Ya da komisyonda Cumhur İttifakı partilerin oylarıyla alınacak kararlar sürecin toplumsal meşruiyeti zayıf kalacaktır. Buna cevaz veren yapıda bir komisyon sürecin ruhuna uygun düşmediği gibi sürecin toplumsal ihtiyaçlarına da   yanıt verilemez.

Türkiye geçmişte de benzer süreçler yaşadı. Ancak her defasında en büyük sorun, sürecin yasal dayanağının olmaması, yürütmenin tek elden ve kapalı biçimde yapılması, muhataplık meselesinin çözülmemesi oldu. Bugün yaşananlar, geçmişin başarısızlıklarında rol oynayan tüm eksiklerin yeniden üretildiğini düşündürüyor.

Üstelik bu süreç, “komisyona bir isim vererek” şekillendirilmeye çalışılıyor. “Terörsüz Türkiye Komisyonu” gibi bir tanım, hem meseleyi sadece güvenlik parantezine sıkıştırıyor hem de tarafsızlık ilkesini zedeliyor. Bu durum, sürece katkı sunmak isteyen kesimlerdeki tereddütleri artırmaktan başka bir işe yaramıyor.

Toplumda, özellikle Kürt meselesine duyarlı insanlı olmak üzere hayli geniş bir kesimde, iktidara yönelik derin bir güven sorunu var. Bu sadece geçmiş deneyimlerin yarattığı bir travmadan kaynaklanmıyor. Aynı zamanda yeni sürecin neredeyse dokuz aydır gereksiz bir gizlilikle ve kapalı devre yürütülmesi, bu güveni daha da aşındırıyor.

Bu süreçte beklenti, en azından komisyonun kuruluşunda bu güven krizinin aşılmasına yönelik yapıcı adımlar atılmasıydı. Ancak görülen o ki, bu beklenti de boşa çıkıyor.

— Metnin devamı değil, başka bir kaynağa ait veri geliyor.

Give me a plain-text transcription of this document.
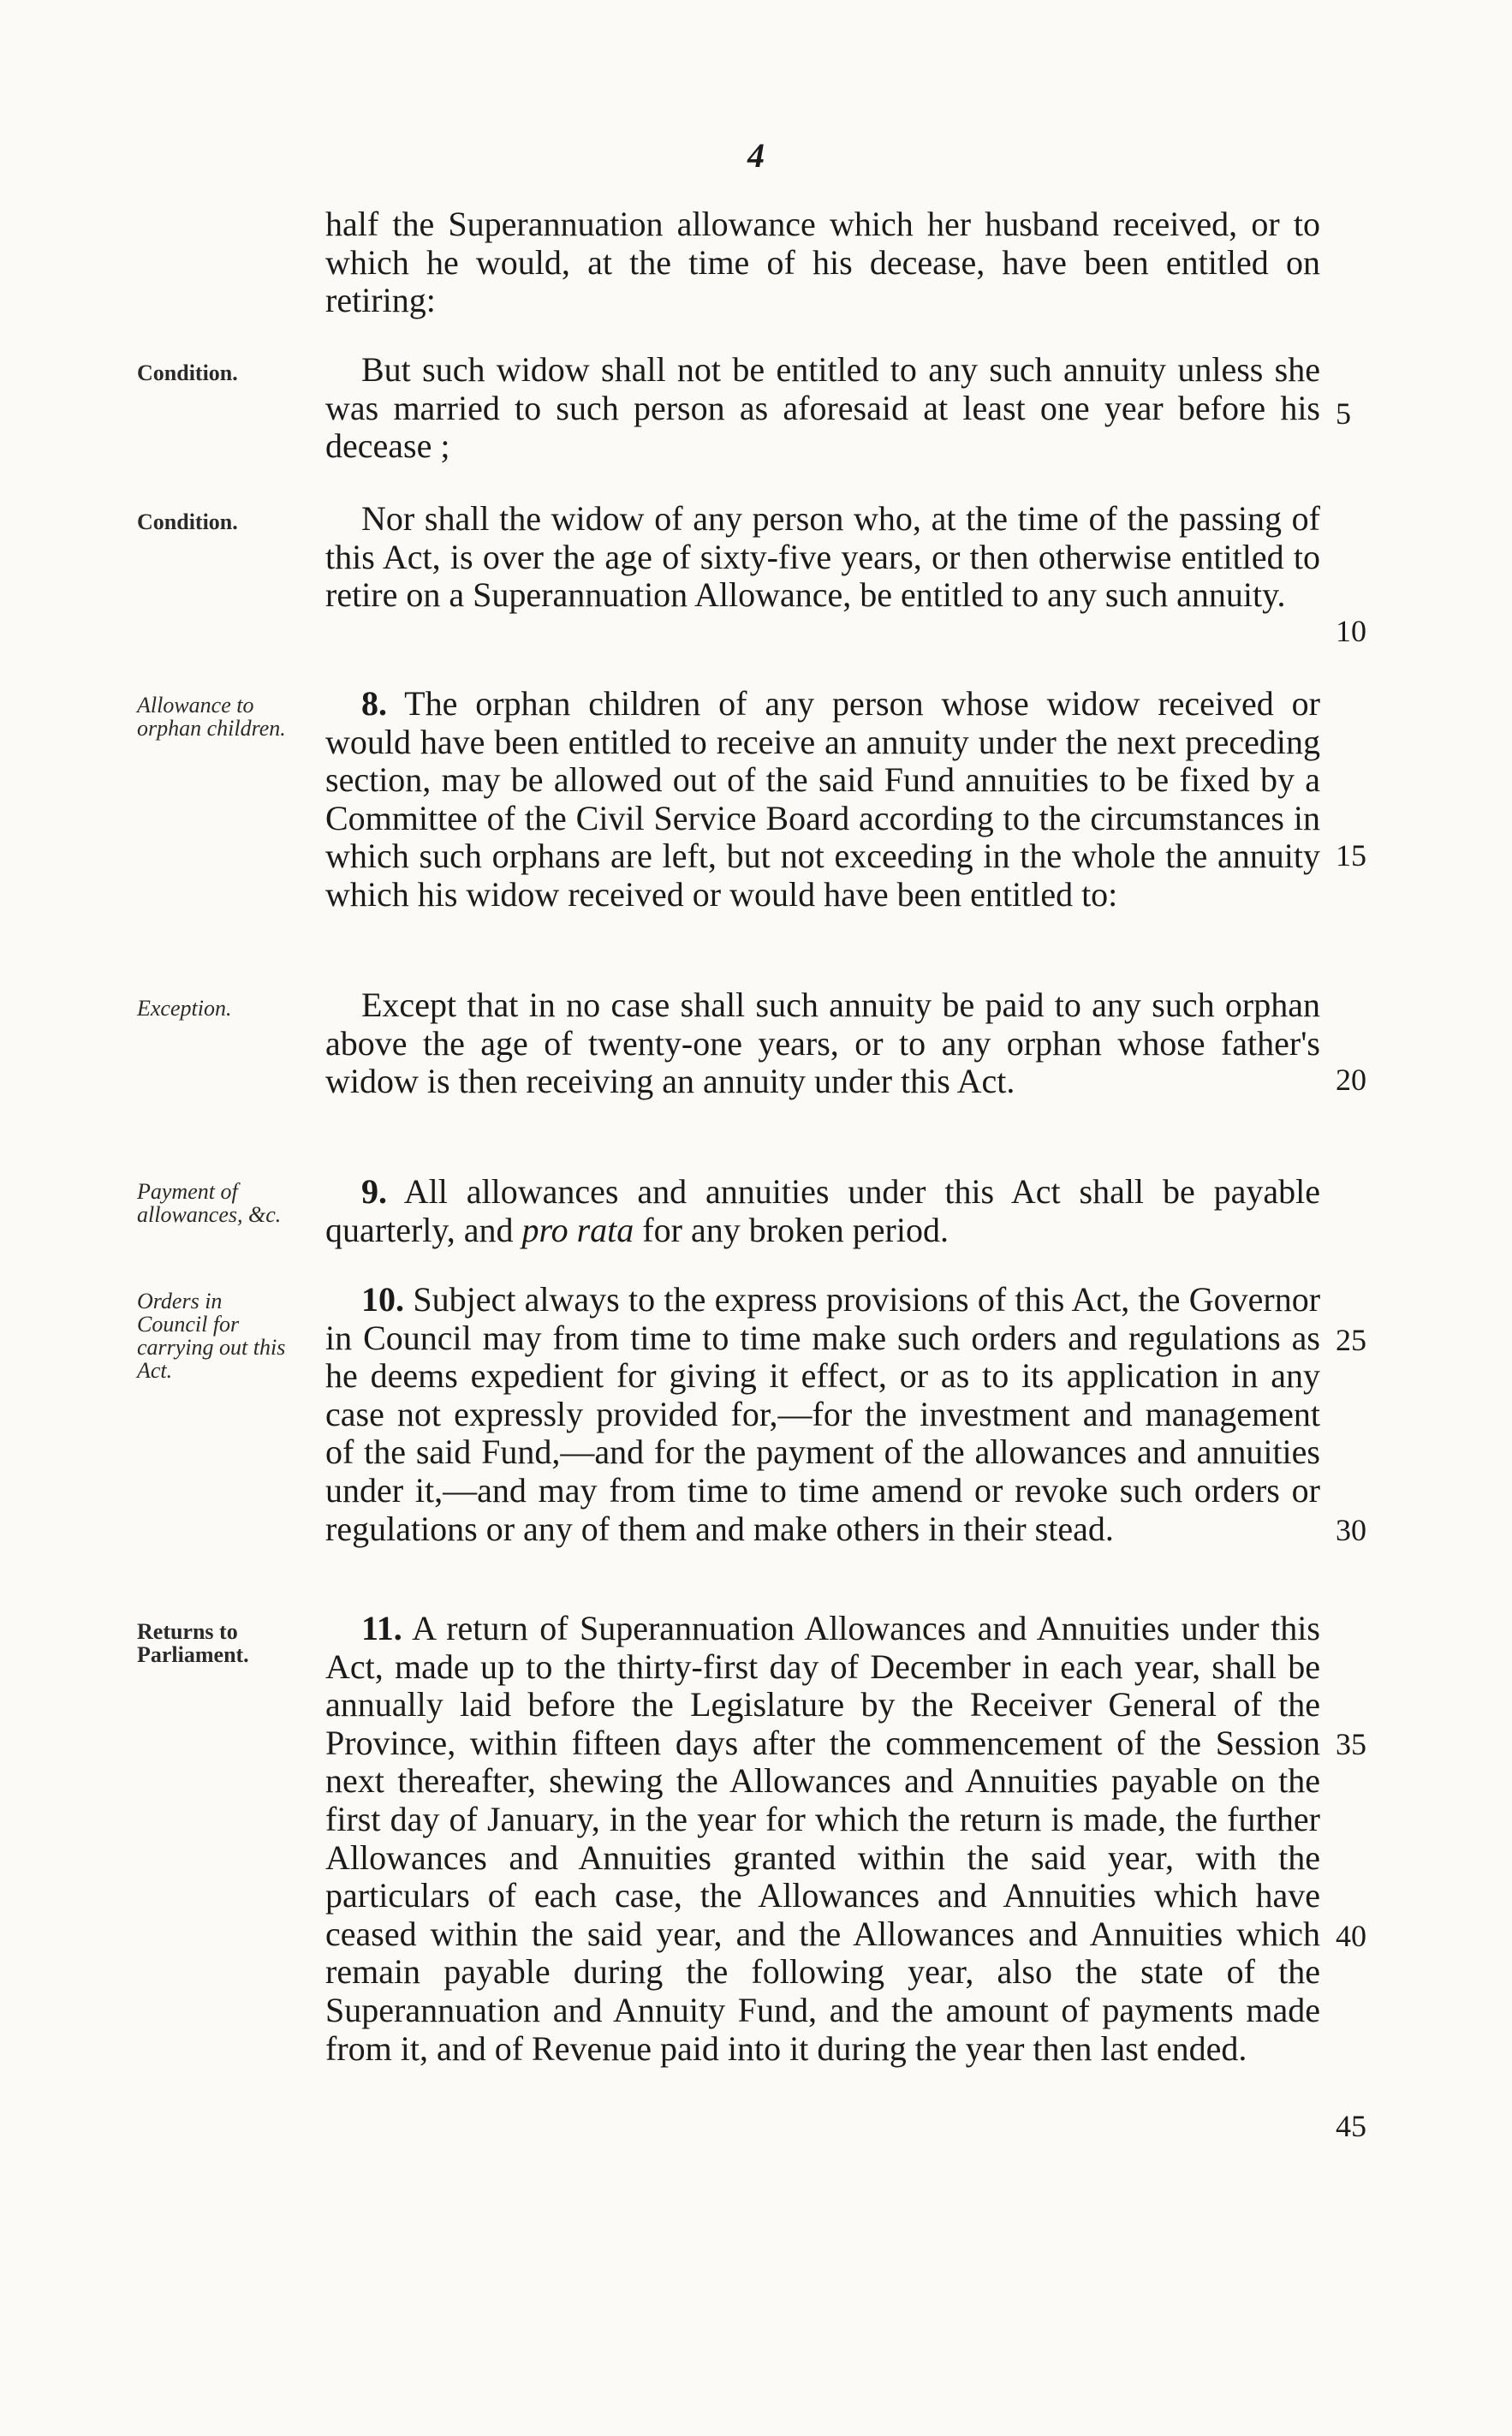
4
half the Superannuation allowance which her husband received, or to which he would, at the time of his decease, have been entitled on retiring:
Condition.	But such widow shall not be entitled to any such annuity unless she was married to such person as aforesaid at least one year before his decease ;
5
Condition.	Nor shall the widow of any person who, at the time of the passing of this Act, is over the age of sixty-five years, or then otherwise entitled to retire on a Superannuation Allowance, be entitled to any such annuity.
10
Allowance to orphan children.
8. The orphan children of any person whose widow received or would have been entitled to receive an annuity under the next preceding section, may be allowed out of the said Fund annuities to be fixed by a Committee of the Civil Service Board according to the circumstances in which such orphans are left, but not exceeding in the whole the annuity which his widow received or would have been entitled to:
15
Exception.	Except that in no case shall such annuity be paid to any such orphan above the age of twenty-one years, or to any orphan whose father's widow is then receiving an annuity under this Act.	20
Payment of allowances, &c.
9. All allowances and annuities under this Act shall be payable quarterly, and pro rata for any broken period.
Orders in Council for carrying out this Act.
10. Subject always to the express provisions of this Act, the Governor in Council may from time to time make such orders and regulations as he deems expedient for giving it effect, or as to its application in any case not expressly provided for,—for the investment and management of the said Fund,—and for the payment of the allowances and annuities under it,—and may from time to time amend or revoke such orders or regulations or any of them and make others in their stead.
25
30
Returns to Parliament.
11. A return of Superannuation Allowances and Annuities under this Act, made up to the thirty-first day of December in each year, shall be annually laid before the Legislature by the Receiver General of the Province, within fifteen days after the commencement of the Session next thereafter, shewing the Allowances and Annuities payable on the first day of January, in the year for which the return is made, the further Allowances and Annuities granted within the said year, with the particulars of each case, the Allowances and Annuities which have ceased within the said year, and the Allowances and Annuities which remain payable during the following year, also the state of the Superannuation and Annuity Fund, and the amount of payments made from it, and of Revenue paid into it during the year then last ended.
35
40
45
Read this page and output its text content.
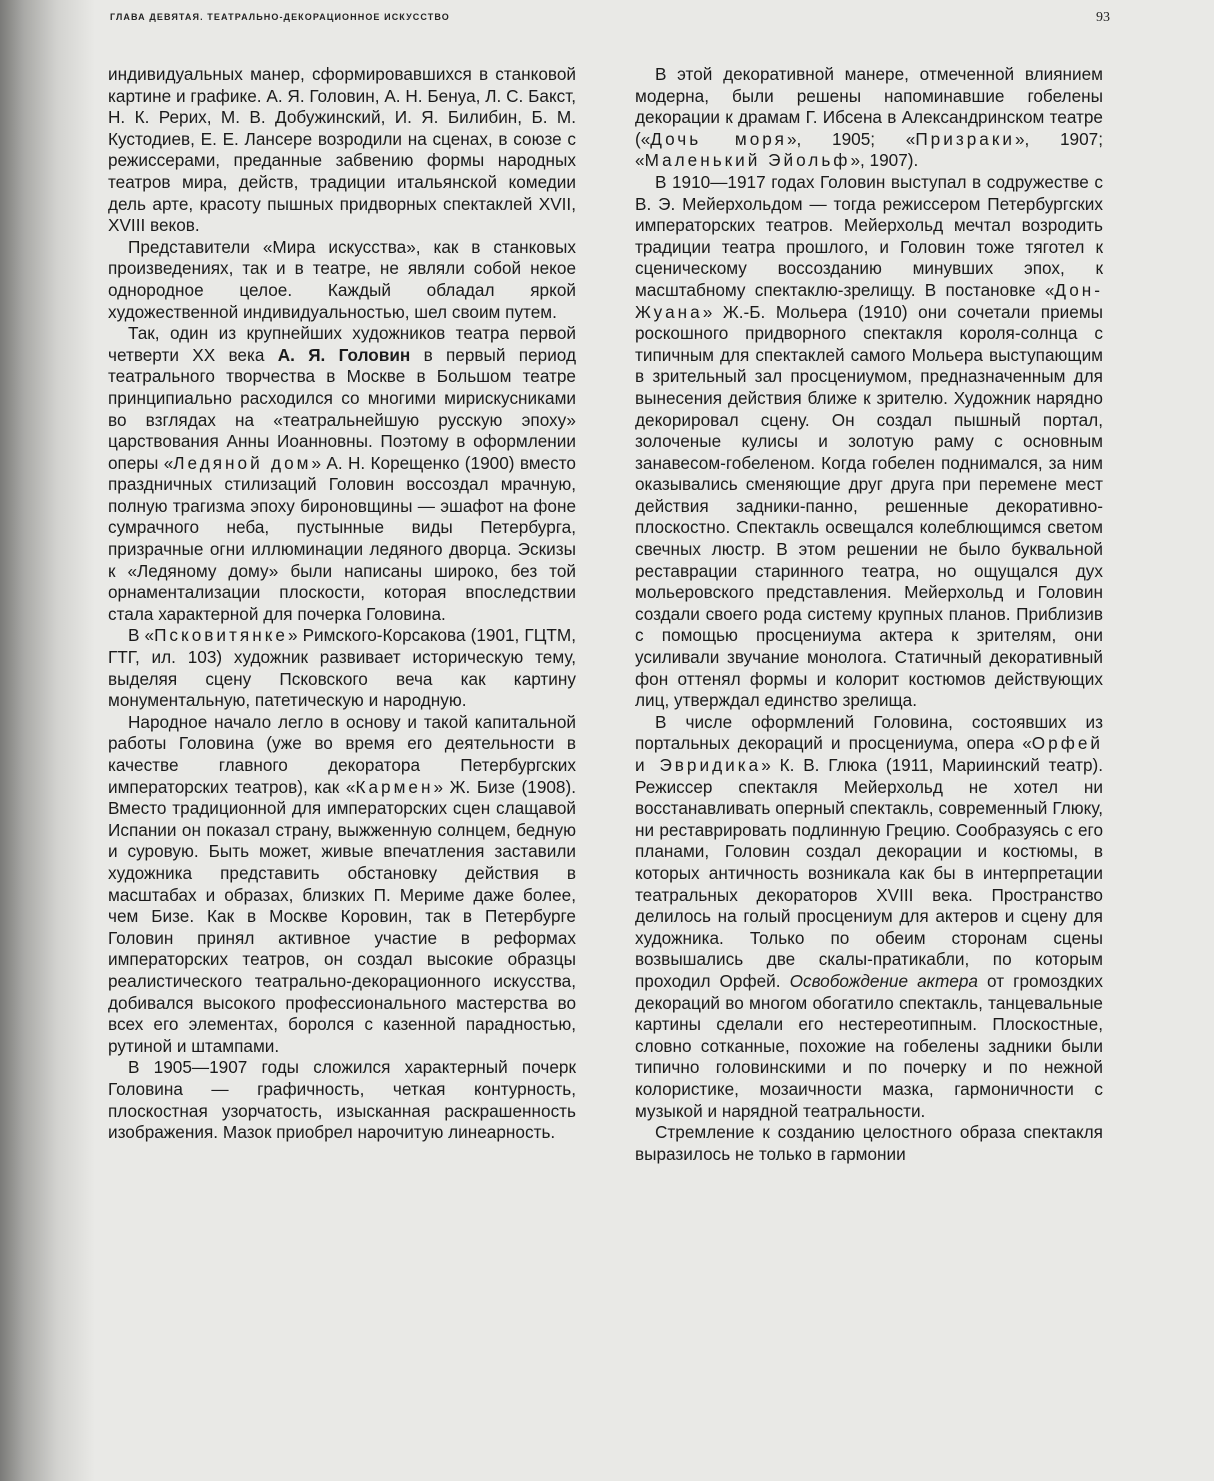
ГЛАВА ДЕВЯТАЯ. ТЕАТРАЛЬНО-ДЕКОРАЦИОННОЕ ИСКУССТВО	93

индивидуальных манер, сформировавшихся в станковой картине и графике. А. Я. Головин, А. Н. Бенуа, Л. С. Бакст, Н. К. Рерих, М. В. Добужинский, И. Я. Билибин, Б. М. Кустодиев, Е. Е. Лансере возродили на сценах, в союзе с режиссерами, преданные забвению формы народных театров мира, действ, традиции итальянской комедии дель арте, красоту пышных придворных спектаклей XVII, XVIII веков.

Представители «Мира искусства», как в станковых произведениях, так и в театре, не являли собой некое однородное целое. Каждый обладал яркой художественной индивидуальностью, шел своим путем.

Так, один из крупнейших художников театра первой четверти XX века А. Я. Головин в первый период театрального творчества в Москве в Большом театре принципиально расходился со многими мирискусниками во взглядах на «театральнейшую русскую эпоху» царствования Анны Иоанновны. Поэтому в оформлении оперы «Ледяной дом» А. Н. Корещенко (1900) вместо праздничных стилизаций Головин воссоздал мрачную, полную трагизма эпоху бироновщины — эшафот на фоне сумрачного неба, пустынные виды Петербурга, призрачные огни иллюминации ледяного дворца. Эскизы к «Ледяному дому» были написаны широко, без той орнаментализации плоскости, которая впоследствии стала характерной для почерка Головина.

В «Псковитянке» Римского-Корсакова (1901, ГЦТМ, ГТГ, ил. 103) художник развивает историческую тему, выделяя сцену Псковского веча как картину монументальную, патетическую и народную.

Народное начало легло в основу и такой капитальной работы Головина (уже во время его деятельности в качестве главного декоратора Петербургских императорских театров), как «Кармен» Ж. Бизе (1908). Вместо традиционной для императорских сцен слащавой Испании он показал страну, выжженную солнцем, бедную и суровую. Быть может, живые впечатления заставили художника представить обстановку действия в масштабах и образах, близких П. Мериме даже более, чем Бизе. Как в Москве Коровин, так в Петербурге Головин принял активное участие в реформах императорских театров, он создал высокие образцы реалистического театрально-декорационного искусства, добивался высокого профессионального мастерства во всех его элементах, боролся с казенной парадностью, рутиной и штампами.

В 1905—1907 годы сложился характерный почерк Головина — графичность, четкая контурность, плоскостная узорчатость, изысканная раскрашенность изображения. Мазок приобрел нарочитую линеарность.

В этой декоративной манере, отмеченной влиянием модерна, были решены напоминавшие гобелены декорации к драмам Г. Ибсена в Александринском театре («Дочь моря», 1905; «Призраки», 1907; «Маленький Эйольф», 1907).

В 1910—1917 годах Головин выступал в содружестве с В. Э. Мейерхольдом — тогда режиссером Петербургских императорских театров. Мейерхольд мечтал возродить традиции театра прошлого, и Головин тоже тяготел к сценическому воссозданию минувших эпох, к масштабному спектаклю-зрелищу. В постановке «Дон-Жуана» Ж.-Б. Мольера (1910) они сочетали приемы роскошного придворного спектакля короля-солнца с типичным для спектаклей самого Мольера выступающим в зрительный зал просцениумом, предназначенным для вынесения действия ближе к зрителю. Художник нарядно декорировал сцену. Он создал пышный портал, золоченые кулисы и золотую раму с основным занавесом-гобеленом. Когда гобелен поднимался, за ним оказывались сменяющие друг друга при перемене мест действия задники-панно, решенные декоративно-плоскостно. Спектакль освещался колеблющимся светом свечных люстр. В этом решении не было буквальной реставрации старинного театра, но ощущался дух мольеровского представления. Мейерхольд и Головин создали своего рода систему крупных планов. Приблизив с помощью просцениума актера к зрителям, они усиливали звучание монолога. Статичный декоративный фон оттенял формы и колорит костюмов действующих лиц, утверждал единство зрелища.

В числе оформлений Головина, состоявших из портальных декораций и просцениума, опера «Орфей и Эвридика» К. В. Глюка (1911, Мариинский театр). Режиссер спектакля Мейерхольд не хотел ни восстанавливать оперный спектакль, современный Глюку, ни реставрировать подлинную Грецию. Сообразуясь с его планами, Головин создал декорации и костюмы, в которых античность возникала как бы в интерпретации театральных декораторов XVIII века. Пространство делилось на голый просцениум для актеров и сцену для художника. Только по обеим сторонам сцены возвышались две скалы-пратикабли, по которым проходил Орфей. Освобождение актера от громоздких декораций во многом обогатило спектакль, танцевальные картины сделали его нестереотипным. Плоскостные, словно сотканные, похожие на гобелены задники были типично головинскими и по почерку и по нежной колористике, мозаичности мазка, гармоничности с музыкой и нарядной театральности.

Стремление к созданию целостного образа спектакля выразилось не только в гармонии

Meclis Başkanı Numan Kurtulmuş’un hafta sonu Çanakkale’de yaptığı konuşma, komisyonun kısa süreli olacağını ve “Terörsüz Türkiye” hedefiyle çalışacağını vurguladı. Bu açıklama, Cumhur İttifakı’nın sürece dair rotasını çoktan çizdiğini, diğer siyasi aktörlerin ise bu rotaya sadece uymalarının beklendiğini gösteriyor.

Kapsayıcı olmayan, yasaya dayanmayan, toplumsal meşruiyeti inşa etmeyen, tek taraflı bir komisyonla barışa, çözüm sürecine ya da demokratikleşmeye dair gerçek bir adım atılması oldukça zor olacak bir şeydir.

Dünyada başarısız örneklerin ortak özelliği, işte tam da bu yanlış tasarım. Türkiye yine aynı hataları tekrarlıyor gibi. Ve galiba yine dağ fare doğuracak.